Both versions share the in-house caliber 3235, a helium escape valve on the left side of their cases, water-resistance to 1,220 m (122 bar, 4,000 ft), and a sapphire crystal. They are also the first Sea-Dwellers to feature Rolex's distinctive Cyclops lens above their date displays.
A Rolex Sea-Dweller ref. 126600 in mint condition changes hands for roughly 15,700 USD on Chrono24.
The two-tone Rolesor ref. 126603 demands an investment of about 20,000 USD new. That's an appreciation of approximately 12.5% over its original list price.
The ref. 126600 is the direct descendant of the Sea-Dweller 4000 ref. 116600, which Rolex produced from 2014 to 2018. The older model lacks a Cyclops lens, is only 40 mm in diameter, and uses the caliber 3135. However, its water resistance, helium escape valve, and basic design are identical to that of its successor.
Prices for the Sea-Dweller 4000 have risen significantly since Rolex retired this model. The same watch that cost less than 7,100 USD at its introduction in 2014 would have set you back about 10,000 USD shortly before it was discontinued in 2018. Between April 2021 and April 2023, this Rolex watch appreciated by over 24%, costing more than 19,000 USD at the time of writing.
The financial performance of ref. 16600's predecessor, the ref. 16660 or "Triple Six," tells a different story. Unlike the newer model, the Triple Six is powered by the caliber 3035 and uses a tritium-based luminous material. As of April 2023, specimens in mint condition are roughly 2,000 USD less expensive than in 2020. If you want to call one of these Sea-Dwellers your own, be prepared to shell out about 12,400 USD.
Many fans consider the ref. 16600 the ultimate Sea-Dweller. This model debuted in 1989 and remained in Rolex's catalog until the manufacturer replaced it with the Deepsea in 2008. The Sea-Dweller ref. 16600 has a lot in common with the Sea-Dweller 4000. Both are 40 mm in diameter, water-resistant to 1,220 m (122 bar, 4,000 ft), have a helium escape valve, and feature a sapphire crystal with no Cyclops lens. They also share the caliber 3135. The main difference between these two timepieces is their bezel inlay. While the ref. 16600 has an aluminum inlay, the Sea-Dweller 4000's inlay is made of Rolex's proprietary Cerachrom ceramic.
The Sea-Dweller ref. 16600 has performed well in recent years in terms of market value. In April 2023, unworn pieces required an investment of well over 18,000 USD. This represents an appreciation of 25% since April 2021.

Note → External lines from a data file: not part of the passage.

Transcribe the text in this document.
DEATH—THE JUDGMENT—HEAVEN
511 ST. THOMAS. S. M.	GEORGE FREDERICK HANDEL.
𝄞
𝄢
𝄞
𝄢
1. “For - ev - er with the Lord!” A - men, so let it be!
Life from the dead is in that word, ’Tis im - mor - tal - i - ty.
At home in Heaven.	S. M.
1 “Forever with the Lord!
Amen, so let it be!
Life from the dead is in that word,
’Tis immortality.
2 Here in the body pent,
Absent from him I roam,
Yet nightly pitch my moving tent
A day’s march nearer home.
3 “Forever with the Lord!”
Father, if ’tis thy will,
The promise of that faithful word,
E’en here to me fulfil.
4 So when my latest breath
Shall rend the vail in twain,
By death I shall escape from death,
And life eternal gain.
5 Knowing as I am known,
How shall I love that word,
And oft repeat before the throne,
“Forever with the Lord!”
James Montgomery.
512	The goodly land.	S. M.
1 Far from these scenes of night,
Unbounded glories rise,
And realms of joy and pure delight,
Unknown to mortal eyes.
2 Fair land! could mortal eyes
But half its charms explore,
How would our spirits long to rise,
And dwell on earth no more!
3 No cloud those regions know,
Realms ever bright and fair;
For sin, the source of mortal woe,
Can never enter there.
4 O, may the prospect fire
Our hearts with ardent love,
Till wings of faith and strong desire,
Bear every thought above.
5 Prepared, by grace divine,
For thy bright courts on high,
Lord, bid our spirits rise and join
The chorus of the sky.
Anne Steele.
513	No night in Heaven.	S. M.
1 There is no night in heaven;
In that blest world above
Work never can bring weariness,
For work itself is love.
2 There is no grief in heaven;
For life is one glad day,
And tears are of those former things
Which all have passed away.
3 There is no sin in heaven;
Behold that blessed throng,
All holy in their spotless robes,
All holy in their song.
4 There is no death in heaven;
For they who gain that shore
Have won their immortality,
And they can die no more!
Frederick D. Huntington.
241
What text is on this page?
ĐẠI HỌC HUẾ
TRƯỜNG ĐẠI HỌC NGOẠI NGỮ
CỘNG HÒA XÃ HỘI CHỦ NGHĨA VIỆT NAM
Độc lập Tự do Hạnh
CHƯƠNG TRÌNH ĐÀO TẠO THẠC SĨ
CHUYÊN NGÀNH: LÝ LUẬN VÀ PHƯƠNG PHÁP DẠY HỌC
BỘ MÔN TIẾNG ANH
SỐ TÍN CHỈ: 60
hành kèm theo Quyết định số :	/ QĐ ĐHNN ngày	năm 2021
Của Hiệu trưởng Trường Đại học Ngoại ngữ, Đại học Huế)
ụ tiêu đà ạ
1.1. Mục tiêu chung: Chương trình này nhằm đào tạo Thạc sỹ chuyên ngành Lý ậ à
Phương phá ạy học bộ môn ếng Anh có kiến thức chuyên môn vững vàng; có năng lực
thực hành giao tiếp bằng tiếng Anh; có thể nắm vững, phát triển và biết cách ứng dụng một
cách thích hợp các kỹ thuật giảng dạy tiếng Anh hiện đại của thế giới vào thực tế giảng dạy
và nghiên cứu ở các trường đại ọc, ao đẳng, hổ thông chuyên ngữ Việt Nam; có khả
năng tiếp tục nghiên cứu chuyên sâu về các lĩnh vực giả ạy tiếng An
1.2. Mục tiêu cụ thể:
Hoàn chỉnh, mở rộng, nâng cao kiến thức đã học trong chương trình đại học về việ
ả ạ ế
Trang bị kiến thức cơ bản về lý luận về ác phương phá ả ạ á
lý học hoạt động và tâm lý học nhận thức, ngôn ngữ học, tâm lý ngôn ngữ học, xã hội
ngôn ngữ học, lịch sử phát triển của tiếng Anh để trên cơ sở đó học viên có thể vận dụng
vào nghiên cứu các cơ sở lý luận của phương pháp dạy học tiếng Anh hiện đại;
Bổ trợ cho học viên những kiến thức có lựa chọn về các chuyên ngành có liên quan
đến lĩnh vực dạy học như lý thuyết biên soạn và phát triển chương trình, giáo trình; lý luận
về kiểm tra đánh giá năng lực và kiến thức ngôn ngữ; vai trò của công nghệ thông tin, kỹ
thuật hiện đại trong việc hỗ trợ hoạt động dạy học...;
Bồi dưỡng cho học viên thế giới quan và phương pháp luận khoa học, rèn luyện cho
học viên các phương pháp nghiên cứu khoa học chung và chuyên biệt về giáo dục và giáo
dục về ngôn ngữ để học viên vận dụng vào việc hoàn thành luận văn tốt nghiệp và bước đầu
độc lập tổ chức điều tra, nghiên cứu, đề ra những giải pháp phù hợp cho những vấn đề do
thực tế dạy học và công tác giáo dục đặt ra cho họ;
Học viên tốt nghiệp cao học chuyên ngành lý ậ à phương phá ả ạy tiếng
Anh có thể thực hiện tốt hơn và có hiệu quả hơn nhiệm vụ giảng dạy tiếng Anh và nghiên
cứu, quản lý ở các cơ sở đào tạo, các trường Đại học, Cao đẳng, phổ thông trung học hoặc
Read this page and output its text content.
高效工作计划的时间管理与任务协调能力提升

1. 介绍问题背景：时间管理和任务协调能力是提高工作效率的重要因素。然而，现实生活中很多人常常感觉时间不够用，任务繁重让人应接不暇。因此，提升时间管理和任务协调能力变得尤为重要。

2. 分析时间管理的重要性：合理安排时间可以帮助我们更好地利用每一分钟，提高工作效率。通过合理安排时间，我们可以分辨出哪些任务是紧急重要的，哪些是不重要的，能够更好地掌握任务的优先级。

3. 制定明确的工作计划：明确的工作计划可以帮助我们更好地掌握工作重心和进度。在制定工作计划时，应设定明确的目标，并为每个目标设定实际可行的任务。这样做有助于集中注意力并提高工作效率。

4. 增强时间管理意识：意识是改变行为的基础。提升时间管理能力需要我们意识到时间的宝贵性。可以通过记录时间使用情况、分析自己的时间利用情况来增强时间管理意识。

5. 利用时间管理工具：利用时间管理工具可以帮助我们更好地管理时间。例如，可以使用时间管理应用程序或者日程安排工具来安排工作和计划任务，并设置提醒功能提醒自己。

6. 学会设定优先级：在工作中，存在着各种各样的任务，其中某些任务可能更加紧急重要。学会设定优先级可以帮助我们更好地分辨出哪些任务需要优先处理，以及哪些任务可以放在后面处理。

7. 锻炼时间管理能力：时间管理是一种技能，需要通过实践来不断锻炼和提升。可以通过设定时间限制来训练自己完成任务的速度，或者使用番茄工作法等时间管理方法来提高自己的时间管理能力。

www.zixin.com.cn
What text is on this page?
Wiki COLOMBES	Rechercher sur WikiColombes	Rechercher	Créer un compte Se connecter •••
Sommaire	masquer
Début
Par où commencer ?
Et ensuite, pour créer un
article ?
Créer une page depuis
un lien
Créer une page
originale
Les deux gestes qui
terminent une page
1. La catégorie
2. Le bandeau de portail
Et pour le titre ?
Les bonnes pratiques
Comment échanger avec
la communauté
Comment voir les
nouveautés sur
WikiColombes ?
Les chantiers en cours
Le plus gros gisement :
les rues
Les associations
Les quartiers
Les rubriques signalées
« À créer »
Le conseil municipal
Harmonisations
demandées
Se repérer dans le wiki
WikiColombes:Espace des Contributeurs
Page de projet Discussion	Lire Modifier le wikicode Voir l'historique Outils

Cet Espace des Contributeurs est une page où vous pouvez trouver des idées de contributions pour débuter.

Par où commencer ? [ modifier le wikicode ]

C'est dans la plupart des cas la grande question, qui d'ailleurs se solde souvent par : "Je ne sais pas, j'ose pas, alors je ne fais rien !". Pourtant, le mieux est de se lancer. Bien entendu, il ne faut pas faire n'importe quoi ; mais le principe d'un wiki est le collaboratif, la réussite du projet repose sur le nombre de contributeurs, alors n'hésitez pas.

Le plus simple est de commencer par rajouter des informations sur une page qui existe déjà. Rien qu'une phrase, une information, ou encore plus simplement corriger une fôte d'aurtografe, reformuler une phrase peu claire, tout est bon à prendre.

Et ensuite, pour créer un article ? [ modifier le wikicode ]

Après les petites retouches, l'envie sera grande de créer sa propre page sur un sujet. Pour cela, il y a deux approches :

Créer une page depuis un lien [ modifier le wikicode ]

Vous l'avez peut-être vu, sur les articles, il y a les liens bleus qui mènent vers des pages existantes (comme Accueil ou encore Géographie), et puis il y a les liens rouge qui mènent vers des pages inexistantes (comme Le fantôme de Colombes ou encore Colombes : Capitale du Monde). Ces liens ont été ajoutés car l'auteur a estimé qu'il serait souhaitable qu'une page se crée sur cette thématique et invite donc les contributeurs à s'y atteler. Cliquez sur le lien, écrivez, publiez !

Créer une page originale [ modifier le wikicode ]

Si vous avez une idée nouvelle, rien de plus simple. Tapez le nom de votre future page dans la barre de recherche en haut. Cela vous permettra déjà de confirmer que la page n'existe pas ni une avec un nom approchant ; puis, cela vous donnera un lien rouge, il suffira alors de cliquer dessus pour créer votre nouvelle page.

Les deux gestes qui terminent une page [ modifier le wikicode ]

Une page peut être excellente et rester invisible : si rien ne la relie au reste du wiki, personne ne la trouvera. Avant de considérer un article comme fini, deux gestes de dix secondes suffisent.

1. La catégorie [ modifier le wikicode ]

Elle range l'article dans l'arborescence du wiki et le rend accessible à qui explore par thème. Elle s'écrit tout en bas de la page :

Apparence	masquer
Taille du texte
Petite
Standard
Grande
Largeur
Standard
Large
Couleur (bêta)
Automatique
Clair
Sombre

Early models from the 1960s and 1970s are some of the most highly-coveted vintage Rolex Sea-Dwellers. The ref. 1665 "Double Red", with its black dial and red "Sea-Dweller Submariner 2000" inscription across two lines, is in particularly high demand. It features a 40-mm stainless steel case with a helium escape valve at 9 o'clock and offers water resistance to 610 m (61 bar, 2,000 ft). Like other watches from this era, Plexiglass protects the dial from the elements. You'll find the caliber 1570 inside the case. The "Double Red" is quite a rare find, with pre-owned timepieces in good condition changing hands for more than 30,000 USD as of April 2023. Compared to other Rolex watches, this watch experienced a more moderate price increase of around 2,000 USD.
You can save a few thousand dollars by opting for the "Great White" ref. 1665, which was released in 1977. From a technical standpoint, this watch is identical to the Double Red; however, its inscription is in white instead of red and reads "Sea-Dweller 2000ft=610m." Prices for well-maintained "Great White" watches start at around 14,000 USD, but can exceed 40,000 USD in some cases.
At 44 mm in diameter, the Sea-Dweller Deepsea is one of Rolex's heftiest watches. It was first released in 2008 and bears the reference number 116660. The bigger size serves a purpose, as Rolex improved the water rating to 3,990 m (399 bar, 13,090 ft). The caliber 3135 ensures the watch's high level of precision. Mint-condition Deepsea ref. 116660 watches with a black dial change hands on Chrono24 for roughly 12,400 USD.
Rolex launched the Deepsea ref. 116660 D-Blue edition in 2014. This timepiece pays tribute to director James Cameron and his 2012 journey some 10,908 m (35,787 ft) into the Mariana Trench. Also known as the "Deepsea Blue," what sets the D-Blue model apart is its blue-to-black gradient dial and green "Deepsea" inscription. Otherwise, this watch is identical to its solid black counterpart. The price point for a D-Blue ref. 116660 sits at approximately 17,300 USD.
Rolex updated both the black and blue Deepsea editions in 2018. These new timepieces bear the reference number 126660 and feature the more modern caliber 3235. The black ref. 126660 costs about 15,700 USD in mint condition, while the version with a D-Blue dial sells for around 17,300 USD.
In November 2022, Rolex unveiled a titanium Sea-Dweller, the Deepsea Challenge ref. 126067. The 50-mm watch is water-resistant to an impressive 11,000 m (1,100 bar, 36,090 ft). With this depth rating, the Deepsea Challenge easily outshines even the Omega Planet Ocean Ultra Deep, which is water-resistant to a "mere" 6,000 m (600 bar, 19,685 ft).
The watch dates back to a prototype from 2012, when American film director James Cameron took his submersible to a depth of around 11,000 m (35,787 ft) into the Mariana Trench with a predecessor of the current Deepsea Challenge attached to the hull.
Despite its imposing diameter and height of 23 mm, the Deepsea Challenge weighs a mere 250 grams. The Rolex in-house caliber 3230 sets the pace in this watch, boasting a power reserve of 70 hours.
The list price for this model is 26,000 USD, but because the watch is so hard to come by, prices on the secondary market are significantly higher. In April 2023, specimens in mint condition changed hands on Chrono24 for over 40,000 USD.
The Rolex Sea-Dweller comes with an extra feature that's necessary for long periods underwater: a helium escape valve. Saturation divers breathe a special air mixture that includes helium. Since they are so small, the helium molecules can easily slip past the watch's seals and fill the space inside the case. Problems arise during decompression since the helium atoms cannot exit fast enough as they start to expand. This can cause the crystal to pop out. To prevent this, Rolex invented the helium escape valve, which equalizes pressure.
The origins of the Rolex Sea-Dweller are closely tied to the company COMEX. The expansion of offshore oil drilling in the 1960s created new jobs for divers, who were needed to construct offshore platforms and pipelines. These jobs required the divers and their watches to dive deeper and deeper.
The Compagnie Maritime d'Expertises (COMEX) has specialized in these types of underwater missions since 1961. Rolex provided COMEX with a Submariner (ref. 5513), the first watch to feature a helium escape valve. You can recognize this Submariner by the "COMEX" inscription on its dial. Today, these watches are valued at between 50,000 and well over 100,000 USD. Particularly well-maintained pieces in full sets with other rare accessories, such as original diving records, can even cost up to 200,000 USD.